Borie village near Gordes.
If you’re interested in bull fighting, another unique must-see is the Musee des Cultures Taurines, located near the amphitheatre. Here you can discover how the bulls of the Camargue were bred for the arenas, and how Nimes played a significant part in bullfighting history.
Visit the iconic Pont du Gard – a seriously impressive Roman Aqueduct crossing the river Gardon. One of the oldest Roman hydraulic works, used to bring water to the city, it is one of the finest remaining of its kind. At 48.77m high, it is an extraordinary sight and just 12 miles away from Nimes.

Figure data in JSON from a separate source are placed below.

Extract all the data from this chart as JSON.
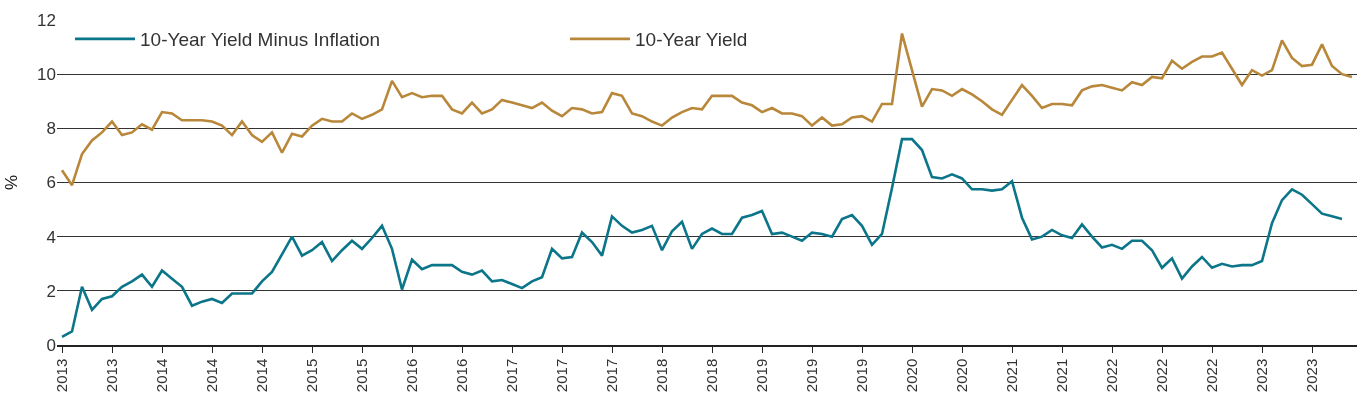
{
  "chart_data": {
    "type": "line",
    "ylabel": "%",
    "categories": [
      "2013",
      null,
      null,
      null,
      null,
      "2013",
      null,
      null,
      null,
      null,
      "2014",
      null,
      null,
      null,
      null,
      "2014",
      null,
      null,
      null,
      null,
      "2014",
      null,
      null,
      null,
      null,
      "2015",
      null,
      null,
      null,
      null,
      "2015",
      null,
      null,
      null,
      null,
      "2016",
      null,
      null,
      null,
      null,
      "2016",
      null,
      null,
      null,
      null,
      "2017",
      null,
      null,
      null,
      null,
      "2017",
      null,
      null,
      null,
      null,
      "2017",
      null,
      null,
      null,
      null,
      "2018",
      null,
      null,
      null,
      null,
      "2018",
      null,
      null,
      null,
      null,
      "2019",
      null,
      null,
      null,
      null,
      "2019",
      null,
      null,
      null,
      null,
      "2019",
      null,
      null,
      null,
      null,
      "2020",
      null,
      null,
      null,
      null,
      "2020",
      null,
      null,
      null,
      null,
      "2021",
      null,
      null,
      null,
      null,
      "2021",
      null,
      null,
      null,
      null,
      "2022",
      null,
      null,
      null,
      null,
      "2022",
      null,
      null,
      null,
      null,
      "2022",
      null,
      null,
      null,
      null,
      "2023",
      null,
      null,
      null,
      null,
      "2023",
      null,
      null,
      null,
      null
    ],
    "series": [
      {
        "name": "10-Year Yield Minus Inflation",
        "color": "#0b7589",
        "values": [
          0.3,
          0.5,
          2.15,
          1.3,
          1.7,
          1.8,
          2.15,
          2.35,
          2.6,
          2.15,
          2.75,
          2.45,
          2.15,
          1.45,
          1.6,
          1.7,
          1.55,
          1.9,
          1.9,
          1.9,
          2.35,
          2.7,
          3.35,
          4.0,
          3.3,
          3.5,
          3.8,
          3.1,
          3.5,
          3.85,
          3.55,
          3.95,
          4.4,
          3.55,
          2.05,
          3.15,
          2.8,
          2.95,
          2.95,
          2.95,
          2.7,
          2.6,
          2.75,
          2.35,
          2.4,
          2.25,
          2.1,
          2.35,
          2.5,
          3.55,
          3.2,
          3.25,
          4.15,
          3.8,
          3.3,
          4.75,
          4.4,
          4.15,
          4.25,
          4.4,
          3.5,
          4.2,
          4.55,
          3.55,
          4.1,
          4.3,
          4.1,
          4.1,
          4.7,
          4.8,
          4.95,
          4.1,
          4.15,
          4.0,
          3.85,
          4.15,
          4.1,
          4.0,
          4.65,
          4.8,
          4.4,
          3.7,
          4.1,
          5.8,
          7.6,
          7.6,
          7.2,
          6.2,
          6.15,
          6.3,
          6.15,
          5.75,
          5.75,
          5.7,
          5.75,
          6.05,
          4.7,
          3.9,
          4.0,
          4.25,
          4.05,
          3.95,
          4.45,
          4.0,
          3.6,
          3.7,
          3.55,
          3.85,
          3.85,
          3.5,
          2.85,
          3.2,
          2.45,
          2.9,
          3.25,
          2.85,
          3.0,
          2.9,
          2.95,
          2.95,
          3.1,
          4.5,
          5.35,
          5.75,
          5.55,
          5.2,
          4.85,
          4.75,
          4.65,
          null
        ]
      },
      {
        "name": "10-Year Yield",
        "color": "#b8873a",
        "values": [
          6.45,
          5.9,
          7.05,
          7.55,
          7.85,
          8.25,
          7.75,
          7.85,
          8.15,
          7.95,
          8.6,
          8.55,
          8.3,
          8.3,
          8.3,
          8.25,
          8.1,
          7.75,
          8.25,
          7.75,
          7.5,
          7.85,
          7.1,
          7.8,
          7.7,
          8.1,
          8.35,
          8.25,
          8.25,
          8.55,
          8.35,
          8.5,
          8.7,
          9.75,
          9.15,
          9.3,
          9.15,
          9.2,
          9.2,
          8.7,
          8.55,
          8.95,
          8.55,
          8.7,
          9.05,
          8.95,
          8.85,
          8.75,
          8.95,
          8.65,
          8.45,
          8.75,
          8.7,
          8.55,
          8.6,
          9.3,
          9.2,
          8.55,
          8.45,
          8.25,
          8.1,
          8.4,
          8.6,
          8.75,
          8.7,
          9.2,
          9.2,
          9.2,
          8.95,
          8.85,
          8.6,
          8.75,
          8.55,
          8.55,
          8.45,
          8.1,
          8.4,
          8.1,
          8.15,
          8.4,
          8.45,
          8.25,
          8.9,
          8.9,
          11.5,
          10.15,
          8.8,
          9.45,
          9.4,
          9.2,
          9.45,
          9.25,
          9.0,
          8.7,
          8.5,
          9.05,
          9.6,
          9.2,
          8.75,
          8.9,
          8.9,
          8.85,
          9.4,
          9.55,
          9.6,
          9.5,
          9.4,
          9.7,
          9.6,
          9.9,
          9.85,
          10.5,
          10.2,
          10.45,
          10.65,
          10.65,
          10.8,
          10.2,
          9.6,
          10.15,
          9.95,
          10.15,
          11.25,
          10.6,
          10.3,
          10.35,
          11.1,
          10.3,
          10.0,
          9.9
        ]
      }
    ],
    "ylim": [
      0,
      12
    ],
    "yticks": [
      0,
      2,
      4,
      6,
      8,
      10,
      12
    ],
    "grid": "y",
    "legend": "top left",
    "marker": "none",
    "line_style": "solid"
  }
}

Avignon. Palais des Papes As you meander around the streets of Avignon you won’t fail to miss the impressive Palace of the Popes (Palais des Papes). One of the most visited heritage sites in France, it really is no wonder. Claiming to be the world’s largest Gothic palace with towers rising 50ft tall and featuring characteristic spires, the sheer size alone is jaw-dropping. And that’s without considering the expanse that is the Palace’s courtyard, which the kids will adore running around in. Built in 1309, it’s been home to nine popes making the city a major political and spiritual capital. So yes, it’s worth the visit!

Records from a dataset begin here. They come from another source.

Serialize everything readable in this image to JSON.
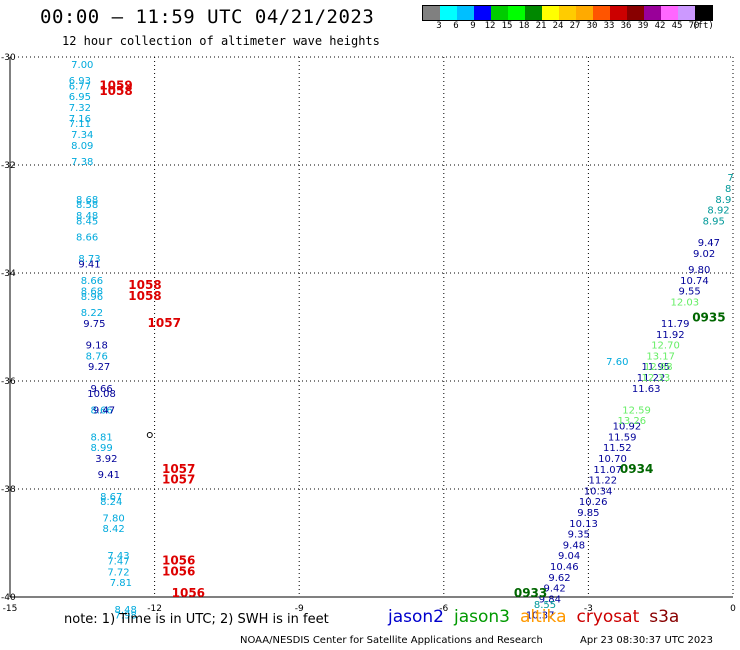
{
  "header": {
    "title": "00:00 – 11:59 UTC 04/21/2023",
    "subtitle": "12 hour collection of altimeter wave heights"
  },
  "colorbar": {
    "colors": [
      "#808080",
      "#00ffff",
      "#00bfff",
      "#0000ff",
      "#00cc00",
      "#00ff00",
      "#008800",
      "#ffff00",
      "#ffcc00",
      "#ffaa00",
      "#ff5500",
      "#cc0000",
      "#880000",
      "#990099",
      "#ff66ff",
      "#cc99ff",
      "#000000"
    ],
    "labels": [
      "3",
      "6",
      "9",
      "12",
      "15",
      "18",
      "21",
      "24",
      "27",
      "30",
      "33",
      "36",
      "39",
      "42",
      "45",
      "70",
      "(ft)"
    ]
  },
  "chart_data": {
    "type": "scatter",
    "title": "00:00 – 11:59 UTC 04/21/2023",
    "xlim": [
      -15,
      0
    ],
    "ylim": [
      -40,
      -30
    ],
    "xticks": [
      "-15",
      "-12",
      "-9",
      "-6",
      "-3",
      "0"
    ],
    "yticks": [
      "-30",
      "-32",
      "-34",
      "-36",
      "-38",
      "-40"
    ],
    "grid": true,
    "legend": "bottom",
    "series": [
      {
        "color": "#00aadd",
        "points": [
          [
            -13.5,
            -30.2,
            "7.00"
          ],
          [
            -13.55,
            -30.5,
            "6.93"
          ],
          [
            -13.55,
            -30.6,
            "6.77"
          ],
          [
            -13.55,
            -30.8,
            "6.95"
          ],
          [
            -13.55,
            -31.0,
            "7.32"
          ],
          [
            -13.55,
            -31.2,
            "7.16"
          ],
          [
            -13.55,
            -31.3,
            "7.11"
          ],
          [
            -13.5,
            -31.5,
            "7.34"
          ],
          [
            -13.5,
            -31.7,
            "8.09"
          ],
          [
            -13.5,
            -32.0,
            "7.38"
          ],
          [
            -13.4,
            -32.7,
            "8.68"
          ],
          [
            -13.4,
            -32.8,
            "8.58"
          ],
          [
            -13.4,
            -33.0,
            "8.48"
          ],
          [
            -13.4,
            -33.1,
            "8.45"
          ],
          [
            -13.4,
            -33.4,
            "8.66"
          ],
          [
            -13.35,
            -33.8,
            "8.73"
          ],
          [
            -13.3,
            -34.2,
            "8.66"
          ],
          [
            -13.3,
            -34.4,
            "8.68"
          ],
          [
            -13.3,
            -34.5,
            "8.96"
          ],
          [
            -13.3,
            -34.8,
            "8.22"
          ],
          [
            -13.2,
            -35.6,
            "8.76"
          ],
          [
            -13.1,
            -36.6,
            "8.66"
          ],
          [
            -13.1,
            -37.1,
            "8.81"
          ],
          [
            -13.1,
            -37.3,
            "8.99"
          ],
          [
            -12.9,
            -38.2,
            "8.67"
          ],
          [
            -12.9,
            -38.3,
            "8.24"
          ],
          [
            -12.85,
            -38.6,
            "7.80"
          ],
          [
            -12.85,
            -38.8,
            "8.42"
          ],
          [
            -12.75,
            -39.3,
            "7.43"
          ],
          [
            -12.75,
            -39.4,
            "7.47"
          ],
          [
            -12.75,
            -39.6,
            "7.72"
          ],
          [
            -12.7,
            -39.8,
            "7.81"
          ],
          [
            -12.6,
            -40.3,
            "8.48"
          ],
          [
            -12.6,
            -40.4,
            "7.98"
          ],
          [
            -2.4,
            -35.7,
            "7.60"
          ]
        ]
      },
      {
        "color": "#000099",
        "points": [
          [
            -13.35,
            -33.9,
            "9.41"
          ],
          [
            -13.25,
            -35.0,
            "9.75"
          ],
          [
            -13.2,
            -35.4,
            "9.18"
          ],
          [
            -13.15,
            -35.8,
            "9.27"
          ],
          [
            -13.1,
            -36.2,
            "9.66"
          ],
          [
            -13.1,
            -36.3,
            "10.08"
          ],
          [
            -13.05,
            -36.6,
            "9.47"
          ],
          [
            -13.0,
            -37.5,
            "3.92"
          ],
          [
            -12.95,
            -37.8,
            "9.41"
          ],
          [
            -0.5,
            -33.5,
            "9.47"
          ],
          [
            -0.6,
            -33.7,
            "9.02"
          ],
          [
            -0.7,
            -34.0,
            "9.80"
          ],
          [
            -0.8,
            -34.2,
            "10.74"
          ],
          [
            -0.9,
            -34.4,
            "9.55"
          ],
          [
            -1.2,
            -35.0,
            "11.79"
          ],
          [
            -1.3,
            -35.2,
            "11.92"
          ],
          [
            -1.6,
            -35.8,
            "11.95"
          ],
          [
            -1.7,
            -36.0,
            "11.22"
          ],
          [
            -1.8,
            -36.2,
            "11.63"
          ],
          [
            -2.2,
            -36.9,
            "10.92"
          ],
          [
            -2.3,
            -37.1,
            "11.59"
          ],
          [
            -2.4,
            -37.3,
            "11.52"
          ],
          [
            -2.5,
            -37.5,
            "10.70"
          ],
          [
            -2.6,
            -37.7,
            "11.07"
          ],
          [
            -2.7,
            -37.9,
            "11.22"
          ],
          [
            -2.8,
            -38.1,
            "10.34"
          ],
          [
            -2.9,
            -38.3,
            "10.26"
          ],
          [
            -3.0,
            -38.5,
            "9.85"
          ],
          [
            -3.1,
            -38.7,
            "10.13"
          ],
          [
            -3.2,
            -38.9,
            "9.35"
          ],
          [
            -3.3,
            -39.1,
            "9.48"
          ],
          [
            -3.4,
            -39.3,
            "9.04"
          ],
          [
            -3.5,
            -39.5,
            "10.46"
          ],
          [
            -3.6,
            -39.7,
            "9.62"
          ],
          [
            -3.7,
            -39.9,
            "9.42"
          ],
          [
            -3.8,
            -40.1,
            "9.84"
          ],
          [
            -4.0,
            -40.4,
            "10.37"
          ]
        ]
      },
      {
        "color": "#009999",
        "points": [
          [
            -0.05,
            -32.3,
            "7"
          ],
          [
            -0.1,
            -32.5,
            "8"
          ],
          [
            -0.2,
            -32.7,
            "8.9"
          ],
          [
            -0.3,
            -32.9,
            "8.92"
          ],
          [
            -0.4,
            -33.1,
            "8.95"
          ],
          [
            -3.9,
            -40.2,
            "8.55"
          ]
        ]
      },
      {
        "color": "#66ee66",
        "points": [
          [
            -1.0,
            -34.6,
            "12.03"
          ],
          [
            -1.4,
            -35.4,
            "12.70"
          ],
          [
            -1.5,
            -35.6,
            "13.17"
          ],
          [
            -1.55,
            -35.8,
            "12.88"
          ],
          [
            -1.6,
            -36.0,
            "12.33"
          ],
          [
            -2.0,
            -36.6,
            "12.59"
          ],
          [
            -2.1,
            -36.8,
            "13.26"
          ]
        ]
      }
    ],
    "track_times": [
      {
        "color": "#dd0000",
        "points": [
          [
            -12.8,
            -30.6,
            "1059"
          ],
          [
            -12.8,
            -30.7,
            "1058"
          ],
          [
            -12.2,
            -34.3,
            "1058"
          ],
          [
            -12.2,
            -34.5,
            "1058"
          ],
          [
            -11.8,
            -35.0,
            "1057"
          ],
          [
            -11.5,
            -37.7,
            "1057"
          ],
          [
            -11.5,
            -37.9,
            "1057"
          ],
          [
            -11.5,
            -39.4,
            "1056"
          ],
          [
            -11.5,
            -39.6,
            "1056"
          ],
          [
            -11.3,
            -40.0,
            "1056"
          ]
        ]
      },
      {
        "color": "#006600",
        "points": [
          [
            -0.5,
            -34.9,
            "0935"
          ],
          [
            -2.0,
            -37.7,
            "0934"
          ],
          [
            -4.2,
            -40.0,
            "0933"
          ]
        ]
      }
    ]
  },
  "note": "note:  1) Time is in UTC;  2) SWH is in feet",
  "satellites": [
    {
      "name": "jason2",
      "color": "#0000cc"
    },
    {
      "name": "jason3",
      "color": "#009900"
    },
    {
      "name": "altika",
      "color": "#ff9900"
    },
    {
      "name": "cryosat",
      "color": "#cc0000"
    },
    {
      "name": "s3a",
      "color": "#880000"
    }
  ],
  "footer": {
    "left": "NOAA/NESDIS Center for Satellite Applications and Research",
    "right": "Apr 23 08:30:37 UTC 2023"
  }
}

Avignon: There are an abundance of museums and art galleries to explore.
Try the Petit Palais, a former archbishop’s palace and now museum and art gallery. Home to some amazing Renaissance paintings, including those by Boticelli and Crivelli, it’s also a stunning place to just stroll around. For even more exceptional art, visit the Musee Angladon, exhibiting six Picasso pieces, as well as paintings by Degas, Cezanne, Van Gogh and Manet, and the Musee Calvet – a stylish 18th-century mansion boasting paintings by Bonnard, Brueghel and Vuillard. Avignon certainly offers a feast for the eyes.

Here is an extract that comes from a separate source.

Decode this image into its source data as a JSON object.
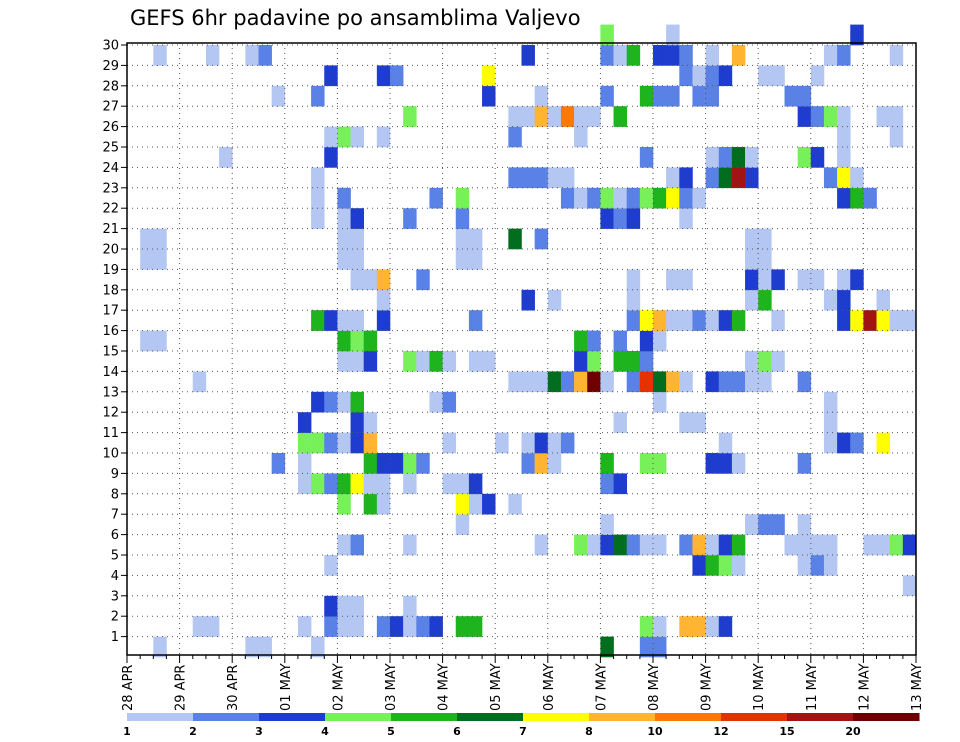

Orange: The Roman Theatre and “Triumphant Arch” of Orange in Provence. The spectacular Roman theatre, said to be the world's best preserved. Dominating the town's medieval centre, this is the only European Roman theatre to have conserved its stage wall, which stands at about 100 metres long and 37 metres wide – just one of the reasons this has been listed as a UNESCO World Heritage Site. Alongside this iconic theatre stands The Triumphal Arch of Orange, a UNESCO listed monument. Acting as a gateway to the town, the arch at 22 metres high displays ornate carvings relating to the conquests of Augustus – another impressive feature of this small gem set in the Rhone Valley. Although the whole of Orange could be seen as a living museum in itself, there’s also the town’s Municipal Museum, a short walk from the theatre. Boasting many artefacts from excavations in the area you’ll find anything from old medieval coins, prints and even a remarkable slab engraved with the allocations of land. And, one final building you should certainly try to see whilst in Rome (sorry, Orange), is the impressive 4th century Cathedral of Notre-Dame-de-Nazareth. Rebuilt in the 12th century, this Romanesque-style building is a delight, especially inside. Adorned with fantastic paintings, frescoes and sculptures created by Italians, it’s a real feast for the eyes.
The Choregies d'Orange What better place to see a summer opera festival than at one of the best-preserved UNESCO Roman Theatres in the Western world- the Theatre Antique d’Orange. In front of a possible 9,000 spectators some of the most famous operas including Madame Butterfly and La Traviata are performed as part of The Choregies d’Orange – the reputed oldest festival in France. Because of the event's heritage, and the circular theatre walls remaining intact – resulting in exceptional acoustics – the festival has gained international success. Many global stars perform here over the six performances that take place over August, so be sure to book your tickets early for the opera of your choice. Then when you’ve had your fill of heavenly music in this stunning theatre, wander around Orange, enjoying its narrow streets, Triumphal Arc and picturesque squares where you can sit down for a coffee or two and watch the world go by.